Sheriff Richard Hongisto wielded a sledgehammer to personally evict one of the tenants. Earlier, he had been held in contempt of court and sentenced to jail for 5 days for refusing to carry out the eviction order. Go figure! (photo by Terry Schmitt/Chronicle).

 

… by 1979 … after the eviction the hotel was demolished, seen here reduced to a street-level facade (photo by Nancy Wong). The Manilatown Kearny Street corridor would never be the same again.

… and Now, the corner site remained an empty parking lot for years; the developers withdrew while both sides of the conflict licked their wounds and bickered over what to do with it. In a final irony, a cross-cultural coalition received federal HUD funding to build a community center and 104-unit building for low-income seniors; it opened in 2005, 28 years after the eviction.

 

Chan Is Missing - Hotel St. Paul

Chan Hung resided at the Hotel St. Paul at 935 Kearny Street (map). Jo and Steve go there a number of times to try to find him but each time he was, er, missing.

Then … In this composited vertical panorama of Jo parked in front of the hotel note its art deco sign. Note too across Kearny the Chevron Chinatown service station with its Chinese styled buildings. The Sentinel Building, aka Columbus Tower, is partially visible on the left and on the right across Jackson Street from the gas station is the empty lot where the International Hotel used to be before being callously demolished in 1979, only months before this scene was filmed.

… and Now, the hotel is still there but has been renamed Hotel North Beach; how neat that the original art deco sign was retained. A modern extension of the Sentinel Building with commendable integral styling has replaced the gas station and across Jackson a new residential International Hotel opened in 2005 on the site of the old - a long-overdue salve on the wound caused by the City’s brutal overnight eviction of its elderly residents in 1977.

…. In 1960 … Stepping back in time a little more, here’s a 1960 photo of the Sentinel Building from FoundSF showing the gas station before its structure was orientalized, the original red-brick International Hotel and off to the right the Hotel St. Paul blade sign at the corner of Kearny and Pacific.

Trivia for Trekkies: in this 1986 scene from Star Trek - The last Voyage Home Kirk, Spock et al appeared at this same location. Note the blade sign partially visible above the Winchell’s sign. By then the International hotel had been demolished.

 

Then … As Steve exits the hotel you can see the name written on the overhead glass.

…. In 2007 … an archival Google Street View image from 2007 captured the same Kearny Street doorway when it was being remodeled as a window. The hotel still had its original name then.

… and Now, here it is today. Note the blade sign on the corner of the building - compare it to the original on the far right side of the 1960 image above; the name was simply changed at the top.

Around the corner on Pacific two ghost signs on the side of the hotel still display the original name.

 

Then … They return later. Note that the door is an in-swinging half-glass single door whereas the earlier exterior view of the main entrance (see the Then image above) shows an out-swinging all-glass double door.

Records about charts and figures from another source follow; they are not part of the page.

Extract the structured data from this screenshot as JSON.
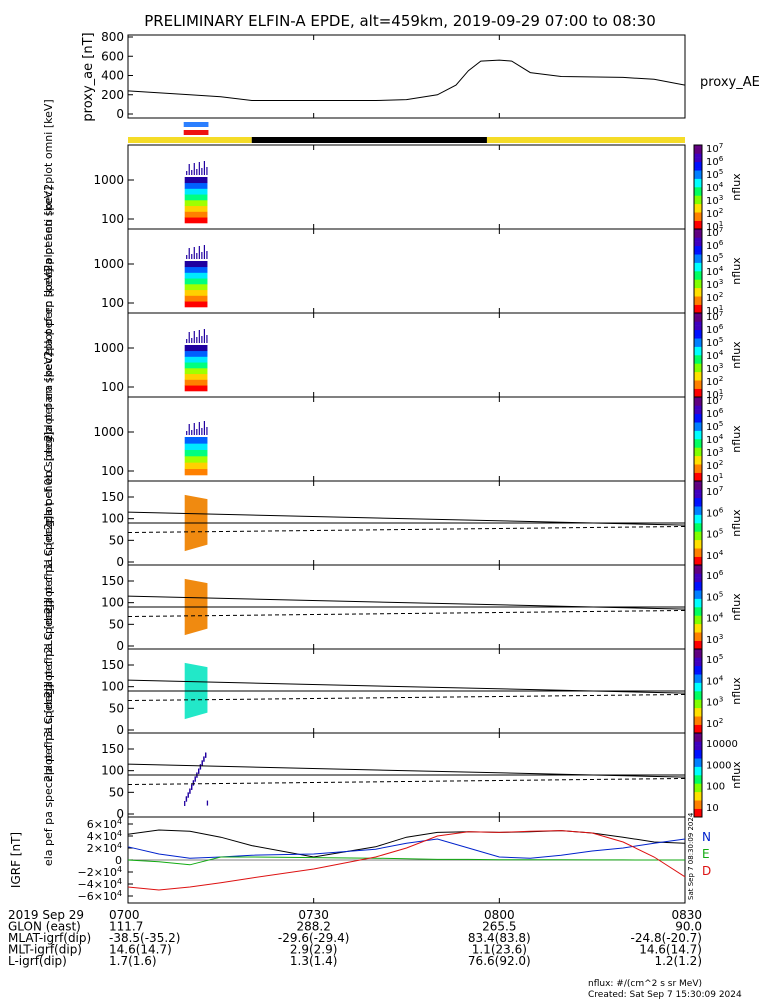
{
  "title": "PRELIMINARY ELFIN-A EPDE, alt=459km, 2019-09-29 07:00 to 08:30",
  "ae": {
    "ylabel": "proxy_ae [nT]",
    "series_label": "proxy_AE",
    "ticks": [
      "0",
      "200",
      "400",
      "600",
      "800"
    ]
  },
  "bar": {
    "segments": [
      {
        "color": "#f5dc28",
        "from": "07:00",
        "to": "07:20"
      },
      {
        "color": "#000000",
        "from": "07:20",
        "to": "07:58"
      },
      {
        "color": "#f5dc28",
        "from": "07:58",
        "to": "08:30"
      }
    ],
    "markers": [
      "#2b7fff",
      "#ee1111"
    ]
  },
  "spec_panels": [
    {
      "ylabel": "ela pef en spec2plot omni [keV]",
      "ticks": [
        "100",
        "1000"
      ],
      "cbar_ticks": [
        "10",
        "10",
        "10",
        "10",
        "10",
        "10",
        "10"
      ],
      "cbar_exps": [
        "1",
        "2",
        "3",
        "4",
        "5",
        "6",
        "7"
      ],
      "cbar_label": "nflux"
    },
    {
      "ylabel": "ela pef en spec2plot anti [keV]",
      "ticks": [
        "100",
        "1000"
      ],
      "cbar_ticks": [
        "10",
        "10",
        "10",
        "10",
        "10",
        "10",
        "10"
      ],
      "cbar_exps": [
        "1",
        "2",
        "3",
        "4",
        "5",
        "6",
        "7"
      ],
      "cbar_label": "nflux"
    },
    {
      "ylabel": "ela pef en spec2plot perp [keV]",
      "ticks": [
        "100",
        "1000"
      ],
      "cbar_ticks": [
        "10",
        "10",
        "10",
        "10",
        "10",
        "10",
        "10"
      ],
      "cbar_exps": [
        "1",
        "2",
        "3",
        "4",
        "5",
        "6",
        "7"
      ],
      "cbar_label": "nflux"
    },
    {
      "ylabel": "ela pef en spec2plot para [keV]",
      "ticks": [
        "100",
        "1000"
      ],
      "cbar_ticks": [
        "10",
        "10",
        "10",
        "10",
        "10",
        "10",
        "10"
      ],
      "cbar_exps": [
        "1",
        "2",
        "3",
        "4",
        "5",
        "6",
        "7"
      ],
      "cbar_label": "nflux"
    }
  ],
  "pa_panels": [
    {
      "ylabel": "ela pef pa spec2plot ch0LC [deg]",
      "ticks": [
        "0",
        "50",
        "100",
        "150"
      ],
      "cbar_ticks": [
        "10",
        "10",
        "10",
        "10"
      ],
      "cbar_exps": [
        "4",
        "5",
        "6",
        "7"
      ],
      "cbar_label": "nflux",
      "fill": "#f08a10"
    },
    {
      "ylabel": "ela pef pa spec2plot ch1LC [deg]",
      "ticks": [
        "0",
        "50",
        "100",
        "150"
      ],
      "cbar_ticks": [
        "10",
        "10",
        "10",
        "10"
      ],
      "cbar_exps": [
        "3",
        "4",
        "5",
        "6"
      ],
      "cbar_label": "nflux",
      "fill": "#f08a10"
    },
    {
      "ylabel": "ela pef pa spec2plot ch2LC [deg]",
      "ticks": [
        "0",
        "50",
        "100",
        "150"
      ],
      "cbar_ticks": [
        "10",
        "10",
        "10",
        "10"
      ],
      "cbar_exps": [
        "2",
        "3",
        "4",
        "5"
      ],
      "cbar_label": "nflux",
      "fill": "#22e8c8"
    },
    {
      "ylabel": "ela pef pa spec2plot ch3LC [deg]",
      "ticks": [
        "0",
        "50",
        "100",
        "150"
      ],
      "cbar_ticks": [
        "10",
        "100",
        "1000",
        "10000"
      ],
      "cbar_exps": [
        "",
        "",
        "",
        ""
      ],
      "cbar_label": "nflux",
      "fill": "none"
    }
  ],
  "igrf": {
    "ylabel": "IGRF [nT]",
    "ticks": [
      {
        "mant": "6×10",
        "exp": "4"
      },
      {
        "mant": "4×10",
        "exp": "4"
      },
      {
        "mant": "2×10",
        "exp": "4"
      },
      {
        "mant": "0",
        "exp": ""
      },
      {
        "mant": "−2×10",
        "exp": "4"
      },
      {
        "mant": "−4×10",
        "exp": "4"
      },
      {
        "mant": "−6×10",
        "exp": "4"
      }
    ],
    "legend": [
      {
        "label": "N",
        "color": "#0022cc"
      },
      {
        "label": "E",
        "color": "#11aa11"
      },
      {
        "label": "D",
        "color": "#dd1111"
      }
    ],
    "side_stamp": "Sat Sep  7 08:30:09 2024"
  },
  "chart_data": {
    "type": "line",
    "x_range": [
      "2019-09-29 07:00",
      "2019-09-29 08:30"
    ],
    "proxy_ae": {
      "name": "proxy_AE",
      "ylim": [
        0,
        800
      ],
      "t_min": [
        0,
        10,
        15,
        20,
        30,
        40,
        45,
        50,
        53,
        55,
        57,
        60,
        62,
        65,
        70,
        80,
        85,
        90
      ],
      "values": [
        240,
        200,
        180,
        140,
        140,
        140,
        150,
        200,
        300,
        450,
        550,
        560,
        550,
        430,
        390,
        380,
        360,
        300
      ]
    },
    "igrf": {
      "ylim": [
        -70000,
        70000
      ],
      "t_min": [
        0,
        5,
        10,
        15,
        20,
        30,
        40,
        45,
        50,
        55,
        60,
        65,
        70,
        75,
        80,
        85,
        90
      ],
      "series": [
        {
          "name": "total",
          "values": [
            43000,
            50000,
            48000,
            38000,
            24000,
            5000,
            22000,
            38000,
            46000,
            47000,
            46000,
            47000,
            49000,
            45000,
            38000,
            30000,
            28000
          ]
        },
        {
          "name": "N",
          "values": [
            22000,
            10000,
            3000,
            5000,
            8000,
            10000,
            18000,
            28000,
            35000,
            20000,
            5000,
            3000,
            8000,
            15000,
            20000,
            28000,
            35000
          ]
        },
        {
          "name": "E",
          "values": [
            0,
            -3000,
            -8000,
            5000,
            5000,
            4000,
            3000,
            2000,
            1000,
            1000,
            500,
            500,
            300,
            200,
            100,
            0,
            0
          ]
        },
        {
          "name": "D",
          "values": [
            -45000,
            -50000,
            -45000,
            -38000,
            -30000,
            -15000,
            5000,
            20000,
            40000,
            47000,
            46000,
            48000,
            49000,
            45000,
            30000,
            5000,
            -28000
          ]
        }
      ]
    },
    "x_ticks": [
      {
        "t": "0700",
        "glon": "111.7",
        "mlat": "-38.5(-35.2)",
        "mlt": "14.6(14.7)",
        "l": "1.7(1.6)"
      },
      {
        "t": "0730",
        "glon": "288.2",
        "mlat": "-29.6(-29.4)",
        "mlt": "2.9(2.9)",
        "l": "1.3(1.4)"
      },
      {
        "t": "0800",
        "glon": "265.5",
        "mlat": "83.4(83.8)",
        "mlt": "1.1(23.6)",
        "l": "76.6(92.0)"
      },
      {
        "t": "0830",
        "glon": "90.0",
        "mlat": "-24.8(-20.7)",
        "mlt": "14.6(14.7)",
        "l": "1.2(1.2)"
      }
    ],
    "row_labels": {
      "date": "2019 Sep 29",
      "glon": "GLON (east)",
      "mlat": "MLAT-igrf(dip)",
      "mlt": "MLT-igrf(dip)",
      "l": "L-igrf(dip)"
    },
    "pitch_angle_lines": {
      "upper_start": 115,
      "upper_end": 85,
      "mid": 90,
      "dashed_start": 68,
      "dashed_end": 82
    },
    "burst_window_min": [
      9,
      13
    ]
  },
  "footer": {
    "units": "nflux: #/(cm^2 s sr MeV)",
    "created": "Created: Sat Sep  7 15:30:09 2024"
  }
}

… and Now, director Wang has confirmed to CitySleuth that this staircase was filmed inside the Hotel St. Paul. The closest match that CitySleuth found at the hotel is the one below, looking down to the converted main entrance; the issue of the different doors is still unexplained.

 

They knock on Chan’s door but there’s no answer. CitySleuth recently walked the Hotel North Beach corridors; they had not been modernized but he found them not to match the styling in this movie shot. What’s more, a corridor junction next to an exterior window, as below, doesn’t exist there, suggesting that it was filmed elsewhere. Except director Wang recalls that it was indeed filmed in the St. Paul.